30.03.2026 Die Knauf Gruppe, weltweit führender Hersteller von Baustoffen und Bausystemen, und die Regierung der Arabischen Republik Syrien haben heute eine Vereinbarung über eine zukünftige Zusammenarbeit („Memorandum of Understanding“) unterzeichnet.
Mit diesem Schritt bekräftigt Knauf seine Bereitschaft, sich langfristig und verantwortungsvoll am Wiederaufbau Syriens zu beteiligen – insbesondere an der Wiederbelebung der lokalen Bauwirtschaft und der Qualifizierung syrischer Fachkräfte.
„Der Wiederaufbau Syriens ist angesichts der großen Zerstörungen vordringlichste Aufgabe.
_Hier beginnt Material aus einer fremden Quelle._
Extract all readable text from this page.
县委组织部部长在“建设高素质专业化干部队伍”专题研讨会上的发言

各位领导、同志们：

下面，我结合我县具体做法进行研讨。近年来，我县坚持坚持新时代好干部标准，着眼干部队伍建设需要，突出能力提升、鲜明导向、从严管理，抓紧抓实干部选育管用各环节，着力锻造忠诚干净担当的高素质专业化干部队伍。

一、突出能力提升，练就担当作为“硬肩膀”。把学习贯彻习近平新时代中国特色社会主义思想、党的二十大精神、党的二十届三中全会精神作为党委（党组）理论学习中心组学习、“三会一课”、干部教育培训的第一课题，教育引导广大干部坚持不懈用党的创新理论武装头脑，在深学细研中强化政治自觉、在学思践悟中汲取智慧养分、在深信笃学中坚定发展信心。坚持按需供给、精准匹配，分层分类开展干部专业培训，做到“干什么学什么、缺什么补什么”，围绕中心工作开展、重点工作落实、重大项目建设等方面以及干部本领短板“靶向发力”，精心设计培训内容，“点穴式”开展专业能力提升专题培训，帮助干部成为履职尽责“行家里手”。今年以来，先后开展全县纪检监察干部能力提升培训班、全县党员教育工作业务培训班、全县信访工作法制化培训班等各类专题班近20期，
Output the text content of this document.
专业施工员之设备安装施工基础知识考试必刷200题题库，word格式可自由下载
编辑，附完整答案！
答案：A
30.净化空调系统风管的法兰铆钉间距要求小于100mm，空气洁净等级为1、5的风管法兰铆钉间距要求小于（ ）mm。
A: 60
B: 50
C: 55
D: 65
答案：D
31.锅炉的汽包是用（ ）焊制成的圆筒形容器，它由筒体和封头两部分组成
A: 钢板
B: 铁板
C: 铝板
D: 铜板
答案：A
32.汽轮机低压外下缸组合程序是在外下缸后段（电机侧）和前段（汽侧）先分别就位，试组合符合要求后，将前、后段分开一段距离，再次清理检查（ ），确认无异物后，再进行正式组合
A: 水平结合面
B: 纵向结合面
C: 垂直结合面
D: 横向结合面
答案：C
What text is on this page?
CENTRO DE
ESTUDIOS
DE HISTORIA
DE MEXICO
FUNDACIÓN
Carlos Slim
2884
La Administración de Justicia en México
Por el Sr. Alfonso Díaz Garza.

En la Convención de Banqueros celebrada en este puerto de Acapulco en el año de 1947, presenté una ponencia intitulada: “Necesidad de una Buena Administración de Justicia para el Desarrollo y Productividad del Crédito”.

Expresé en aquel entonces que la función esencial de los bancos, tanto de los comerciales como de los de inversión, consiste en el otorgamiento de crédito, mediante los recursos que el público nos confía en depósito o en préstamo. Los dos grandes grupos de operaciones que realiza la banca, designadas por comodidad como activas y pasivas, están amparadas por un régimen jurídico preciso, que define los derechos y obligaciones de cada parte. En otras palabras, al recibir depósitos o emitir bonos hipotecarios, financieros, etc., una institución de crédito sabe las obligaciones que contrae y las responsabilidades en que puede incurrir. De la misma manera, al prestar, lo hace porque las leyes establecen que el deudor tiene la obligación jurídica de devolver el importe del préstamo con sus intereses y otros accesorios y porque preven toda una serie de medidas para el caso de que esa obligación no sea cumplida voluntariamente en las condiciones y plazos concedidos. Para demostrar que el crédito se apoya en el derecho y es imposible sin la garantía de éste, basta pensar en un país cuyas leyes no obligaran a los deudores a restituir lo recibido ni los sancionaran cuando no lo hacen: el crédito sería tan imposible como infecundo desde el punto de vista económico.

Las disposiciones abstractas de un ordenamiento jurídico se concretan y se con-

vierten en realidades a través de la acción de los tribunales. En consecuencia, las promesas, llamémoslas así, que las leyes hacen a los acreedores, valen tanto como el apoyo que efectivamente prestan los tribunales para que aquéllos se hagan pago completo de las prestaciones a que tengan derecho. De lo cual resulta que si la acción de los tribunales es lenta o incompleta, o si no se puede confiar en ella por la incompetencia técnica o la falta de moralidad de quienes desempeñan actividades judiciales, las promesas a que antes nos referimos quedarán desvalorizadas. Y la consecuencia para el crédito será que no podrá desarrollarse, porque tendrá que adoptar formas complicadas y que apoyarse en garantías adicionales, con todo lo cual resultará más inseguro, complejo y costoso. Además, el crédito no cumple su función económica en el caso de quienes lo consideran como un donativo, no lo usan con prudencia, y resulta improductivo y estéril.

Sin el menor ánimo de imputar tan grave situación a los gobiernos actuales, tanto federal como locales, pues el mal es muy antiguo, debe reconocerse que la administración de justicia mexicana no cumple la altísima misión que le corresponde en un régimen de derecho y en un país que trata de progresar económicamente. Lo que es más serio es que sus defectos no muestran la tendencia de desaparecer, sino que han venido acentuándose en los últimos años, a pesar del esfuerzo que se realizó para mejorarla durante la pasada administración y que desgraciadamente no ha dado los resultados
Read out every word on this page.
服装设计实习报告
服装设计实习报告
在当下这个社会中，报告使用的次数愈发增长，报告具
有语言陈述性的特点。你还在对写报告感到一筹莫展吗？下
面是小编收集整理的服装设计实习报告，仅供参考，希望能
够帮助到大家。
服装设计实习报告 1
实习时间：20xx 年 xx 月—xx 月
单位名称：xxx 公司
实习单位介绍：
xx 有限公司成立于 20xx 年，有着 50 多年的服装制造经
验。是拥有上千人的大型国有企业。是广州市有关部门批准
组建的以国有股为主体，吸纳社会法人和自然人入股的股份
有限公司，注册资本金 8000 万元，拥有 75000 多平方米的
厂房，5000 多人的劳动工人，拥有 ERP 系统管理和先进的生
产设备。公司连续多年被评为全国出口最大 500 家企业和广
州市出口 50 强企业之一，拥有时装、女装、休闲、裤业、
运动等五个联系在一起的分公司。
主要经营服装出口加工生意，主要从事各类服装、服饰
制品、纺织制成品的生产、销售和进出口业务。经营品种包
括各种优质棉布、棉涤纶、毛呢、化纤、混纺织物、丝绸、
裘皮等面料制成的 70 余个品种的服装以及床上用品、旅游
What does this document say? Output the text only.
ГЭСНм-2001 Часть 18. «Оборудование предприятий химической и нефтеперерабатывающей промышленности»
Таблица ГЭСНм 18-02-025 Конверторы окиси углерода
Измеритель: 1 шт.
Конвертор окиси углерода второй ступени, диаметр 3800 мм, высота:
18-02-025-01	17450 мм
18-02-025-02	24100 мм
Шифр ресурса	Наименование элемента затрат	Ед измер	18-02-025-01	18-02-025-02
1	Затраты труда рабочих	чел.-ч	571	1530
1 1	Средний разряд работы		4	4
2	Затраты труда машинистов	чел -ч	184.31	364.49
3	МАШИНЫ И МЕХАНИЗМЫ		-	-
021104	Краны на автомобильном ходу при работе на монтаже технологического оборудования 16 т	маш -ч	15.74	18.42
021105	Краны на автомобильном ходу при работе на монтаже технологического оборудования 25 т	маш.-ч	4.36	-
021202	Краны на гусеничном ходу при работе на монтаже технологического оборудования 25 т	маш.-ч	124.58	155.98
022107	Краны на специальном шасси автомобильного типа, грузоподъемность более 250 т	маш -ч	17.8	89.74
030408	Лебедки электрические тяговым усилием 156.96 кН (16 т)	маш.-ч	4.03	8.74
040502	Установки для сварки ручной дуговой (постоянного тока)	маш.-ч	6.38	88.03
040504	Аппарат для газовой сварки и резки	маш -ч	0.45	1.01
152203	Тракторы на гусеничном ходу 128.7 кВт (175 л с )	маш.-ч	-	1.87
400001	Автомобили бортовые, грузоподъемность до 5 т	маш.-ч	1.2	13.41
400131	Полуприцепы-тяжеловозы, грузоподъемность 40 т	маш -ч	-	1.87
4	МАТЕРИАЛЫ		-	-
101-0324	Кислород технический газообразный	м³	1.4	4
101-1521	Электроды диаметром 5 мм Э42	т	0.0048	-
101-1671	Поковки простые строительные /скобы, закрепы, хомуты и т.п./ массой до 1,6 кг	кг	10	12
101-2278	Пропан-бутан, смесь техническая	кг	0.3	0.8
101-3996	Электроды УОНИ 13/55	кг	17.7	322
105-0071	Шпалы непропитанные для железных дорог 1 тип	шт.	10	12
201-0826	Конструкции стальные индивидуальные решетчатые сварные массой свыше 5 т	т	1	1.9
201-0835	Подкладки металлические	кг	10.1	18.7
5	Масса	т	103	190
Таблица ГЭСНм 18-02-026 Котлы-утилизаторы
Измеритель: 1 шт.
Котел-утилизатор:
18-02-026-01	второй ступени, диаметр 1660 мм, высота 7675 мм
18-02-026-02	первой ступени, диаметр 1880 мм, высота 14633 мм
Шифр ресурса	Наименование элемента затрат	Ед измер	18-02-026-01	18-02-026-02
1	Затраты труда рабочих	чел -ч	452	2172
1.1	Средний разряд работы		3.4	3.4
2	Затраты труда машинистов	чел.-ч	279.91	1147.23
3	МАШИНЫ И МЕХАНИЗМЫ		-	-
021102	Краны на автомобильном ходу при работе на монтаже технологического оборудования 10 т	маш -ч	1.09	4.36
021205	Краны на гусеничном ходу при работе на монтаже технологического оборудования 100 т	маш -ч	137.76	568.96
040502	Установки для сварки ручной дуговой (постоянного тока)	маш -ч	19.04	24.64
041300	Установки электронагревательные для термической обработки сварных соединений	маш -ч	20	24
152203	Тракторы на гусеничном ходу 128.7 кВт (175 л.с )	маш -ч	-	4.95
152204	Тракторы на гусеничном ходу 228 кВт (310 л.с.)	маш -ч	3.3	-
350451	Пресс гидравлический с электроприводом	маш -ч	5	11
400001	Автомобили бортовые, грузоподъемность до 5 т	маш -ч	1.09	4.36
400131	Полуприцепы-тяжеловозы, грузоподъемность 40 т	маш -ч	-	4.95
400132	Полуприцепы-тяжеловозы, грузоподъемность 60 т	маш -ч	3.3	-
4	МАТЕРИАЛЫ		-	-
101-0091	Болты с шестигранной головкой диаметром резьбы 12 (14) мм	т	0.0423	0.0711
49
Knauf will dazu einen konkreten Beitrag leisten – als langfristig orientierter Partner gemeinsam mit der Bundesregierung und der neuen syrischen Regierung. Wir wollen industrielle Strukturen stärken, Arbeitsplätze schaffen und Qualifizierung ermöglichen. Auf Basis unserer jahrzehntelangen Erfahrung im Nahen Osten möchten wir Menschen vor Ort damit neue Chancen eröffnen“, erklärte Jörg Kampmeyer anlässlich der Unterzeichnung.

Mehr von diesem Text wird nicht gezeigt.